Frage von fabianwelke01, 53

Mutter (alleinerziehend) Brustkrebs. Sohn (14) Was tun jetzt bei Reha?

Hallo, ich bin 14, meine Mutter ist alleinerziehend und sie ist an Brustkrebs erkrankt.

Meine Mutter will eine 3-Wochen Reha (1,5 Wochen vor den Osterferien und 1,5 Wochen während der Osterferien) machen. Meine Oma wil unbedingt auf mich aufpassen, danach soll ich noch in den Osterferien 8h mit dem Zug zur Klinik fahren und dort mit meiner Mutter eine Woche bleiben.

Das Problem: Meine Oma und ich verstehen uns momentan garnicht gut.

Was nun tun?

Antwort
von dieter273, 26

Hallo,

Um deines Mutters Wohl, wäre es sicher gut, das sie sich nicht darum noch Gedanken machen muss. Setze dich mit deiner Oma zusammen und bespreche mit ihr, wieviel Freiheiten du hast und ihr beide euch daran haltet. Die zwei Wochen wirst du schon rumkriegen.

Antwort
von Marstulpe, 26

Hallo,

Die Zeit ist jetzt für euch alle schwer, aber du solltest wissen dass diese Krankheit heutzutage behandelt werden kann. 

Ein Frage an dich: mit wem möchtest du in dieser Zeit bleiben? 

Alleine wird das schwierig. Wenn ihr euch zu dritt zusammensetzt und alle Probleme ausdiskutiert, werdet ihr sicher eine Lösung finden und ihr könnt euch alle gegenseitig unterstützen.

Antwort
von Konrad Huber, 9

Hallo fabianwelke01,

Sie schreiben:

Mutter (alleinerziehend) Brustkrebs. Sohn (14) Was tun jetzt bei Reha?

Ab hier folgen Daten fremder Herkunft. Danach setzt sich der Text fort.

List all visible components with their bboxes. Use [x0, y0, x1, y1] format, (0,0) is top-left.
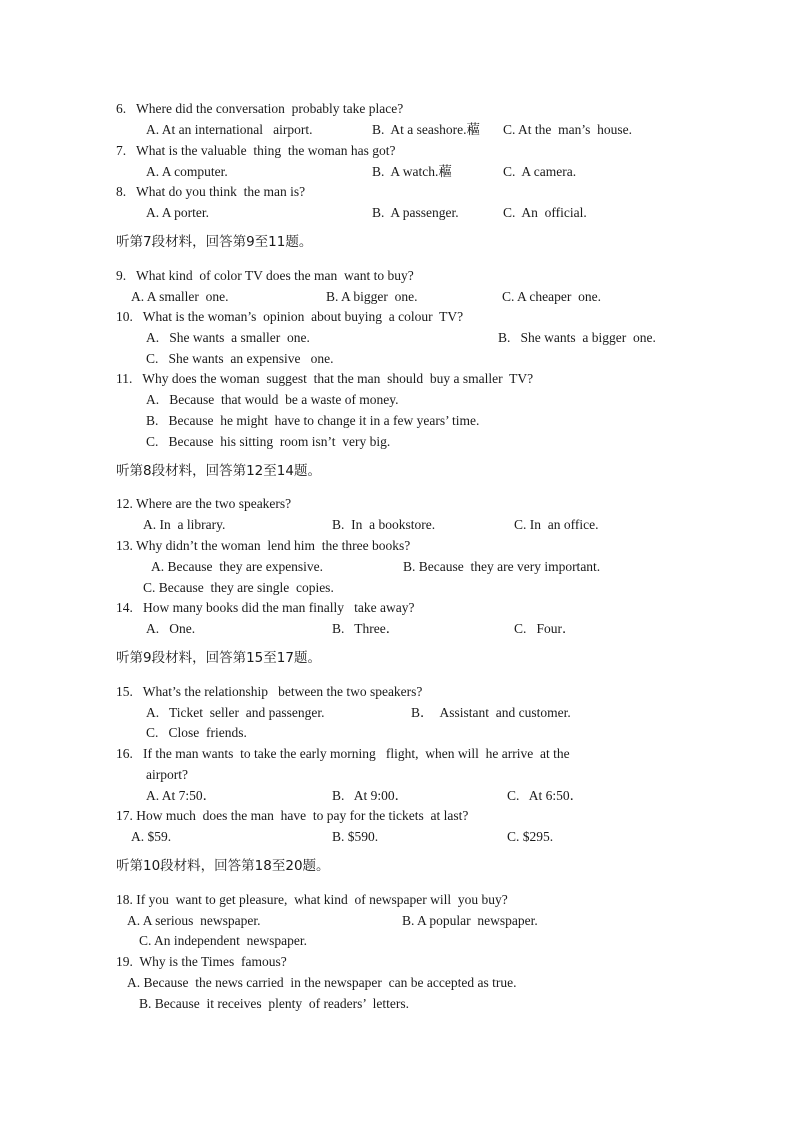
question-19-option-a: A. Because the news carried in the newspaper can be accepted as true.	[127, 975, 517, 990]
question-14-stem: 14. How many books did the man finally take away?	[116, 600, 415, 615]
section-10-heading: 听第10段材料，回答第18至20题。	[116, 858, 330, 874]
question-7-option-c: C. A camera.	[503, 164, 577, 179]
question-6-stem: 6. Where did the conversation probably take place?	[116, 101, 404, 116]
question-7-option-b: B. A watch.藲	[372, 164, 452, 179]
question-12-option-c: C. In an office.	[514, 517, 599, 532]
question-12-stem: 12. Where are the two speakers?	[116, 496, 292, 511]
question-16-option-c: C. At 6:50．	[507, 788, 584, 803]
question-17-option-c: C. $295.	[507, 829, 554, 844]
question-11-option-b: B. Because he might have to change it in a few years’ time.	[146, 413, 480, 428]
question-12-option-a: A. In a library.	[143, 517, 226, 532]
section-7-heading: 听第7段材料，回答第9至11题。	[116, 234, 313, 250]
question-7-option-a: A. A computer.	[146, 164, 228, 179]
question-10-stem: 10. What is the woman’s opinion about buying a colour TV?	[116, 309, 464, 324]
question-17-option-a: A. $59.	[131, 829, 172, 844]
question-10-option-b: B. She wants a bigger one.	[498, 330, 656, 345]
question-6-option-a: A. At an international airport.	[146, 122, 313, 137]
question-15-option-b: B． Assistant and customer.	[411, 705, 571, 720]
question-19-stem: 19. Why is the Times famous?	[116, 954, 287, 969]
question-14-option-a: A. One.	[146, 621, 196, 636]
question-14-option-c: C. Four．	[514, 621, 576, 636]
question-12-option-b: B. In a bookstore.	[332, 517, 436, 532]
question-17-option-b: B. $590.	[332, 829, 379, 844]
question-8-option-b: B. A passenger.	[372, 205, 459, 220]
question-11-stem: 11. Why does the woman suggest that the man should buy a smaller TV?	[116, 371, 534, 386]
question-15-option-a: A. Ticket seller and passenger.	[146, 705, 325, 720]
question-8-option-c: C. An official.	[503, 205, 587, 220]
question-9-option-c: C. A cheaper one.	[502, 289, 601, 304]
question-9-option-a: A. A smaller one.	[131, 289, 229, 304]
question-10-option-a: A. She wants a smaller one.	[146, 330, 310, 345]
question-16-option-a: A. At 7:50．	[146, 788, 217, 803]
question-7-stem: 7. What is the valuable thing the woman has got?	[116, 143, 396, 158]
question-9-option-b: B. A bigger one.	[326, 289, 418, 304]
question-15-stem: 15. What’s the relationship between the two speakers?	[116, 684, 423, 699]
question-11-option-c: C. Because his sitting room isn’t very big.	[146, 434, 391, 449]
question-16-stem: 16. If the man wants to take the early morning flight, when will he arrive at the	[116, 746, 570, 761]
question-9-stem: 9. What kind of color TV does the man want to buy?	[116, 268, 414, 283]
question-13-option-c: C. Because they are single copies.	[143, 580, 334, 595]
question-19-option-b: B. Because it receives plenty of readers’ letters.	[139, 996, 410, 1011]
question-8-option-a: A. A porter.	[146, 205, 209, 220]
question-6-option-b: B. At a seashore.藲	[372, 122, 480, 137]
question-16-option-b: B. At 9:00．	[332, 788, 409, 803]
question-16-stem-continued: airport?	[146, 767, 188, 782]
question-18-option-b: B. A popular newspaper.	[402, 913, 538, 928]
question-15-option-c: C. Close friends.	[146, 725, 247, 740]
question-8-stem: 8. What do you think the man is?	[116, 184, 306, 199]
question-18-option-c: C. An independent newspaper.	[139, 933, 307, 948]
question-11-option-a: A. Because that would be a waste of money.	[146, 392, 399, 407]
section-8-heading: 听第8段材料，回答第12至14题。	[116, 463, 321, 479]
question-6-option-c: C. At the man’s house.	[503, 122, 632, 137]
question-10-option-c: C. She wants an expensive one.	[146, 351, 334, 366]
question-17-stem: 17. How much does the man have to pay for the tickets at last?	[116, 808, 469, 823]
question-13-option-b: B. Because they are very important.	[403, 559, 601, 574]
question-14-option-b: B. Three．	[332, 621, 400, 636]
section-9-heading: 听第9段材料，回答第15至17题。	[116, 650, 321, 666]
question-18-option-a: A. A serious newspaper.	[127, 913, 261, 928]
question-13-option-a: A. Because they are expensive.	[151, 559, 324, 574]
question-13-stem: 13. Why didn’t the woman lend him the three books?	[116, 538, 411, 553]
question-18-stem: 18. If you want to get pleasure, what kind of newspaper will you buy?	[116, 892, 508, 907]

Hallo, ich bin 14, meine Mutter ist alleinerziehend und sie ist an Brustkrebs erkrankt.

Meine Mutter will eine 3-Wochen Reha (1,5 Wochen vor den Osterferien und 1,5 Wochen während der Osterferien) machen. Meine Oma wil unbedingt auf mich aufpassen, danach soll ich noch in den Osterferien 8h mit dem Zug zur Klinik fahren und dort mit meiner Mutter eine Woche bleiben.

Das Problem: Meine Oma und ich verstehen uns momentan garnicht gut.

Was nun tun?

Antwort:

Das Wohlergehen und die baldige Geneseung Ihrer werten Mutter hat absoluten Vorrang, zeigen Sie ab sofort volle Verantwortung, vertragen Sie sich mit Ihrer werten Oma und akzeptieren Sie, daß Ihre Oma auf Grund Ihrer Lebenserfahrung Respekt und Achtung verdient!

Wenn Sie dies richtig rüberbringen, wird dies Ihre werte Mutter entlasten und den Heilungsprozess ggf. positiv beeinflußen!

Fazit:

Begraben Sie ab sofort Ihr Kriegsbeil, danken Sie dem lieben Gott, daß Sie überhaupt eine Oma haben und zeigen Sie Ihrer Oma gegenüber Achtung und Respekt!

Denn so wie man in den Wald reinruft, schallt es wieder zurück!

Denken Sie auch an die vielen Kriegsflüchtlinge und an deren Schicksale! Diese Menschen wären heilfroh, wenn sie eine strenge Oma hätten!

Beste Grüße, viel Erfolg und bestmögliche Gesundheit

Konrad

Antwort
von Miwalo, 19

Ach, das wird schon, wenn sich beide Mühe geben. Vertragt euch, für deine Mutter. Ist ja nicht lang. Spielt zusammen Karten oder scrabble oder so.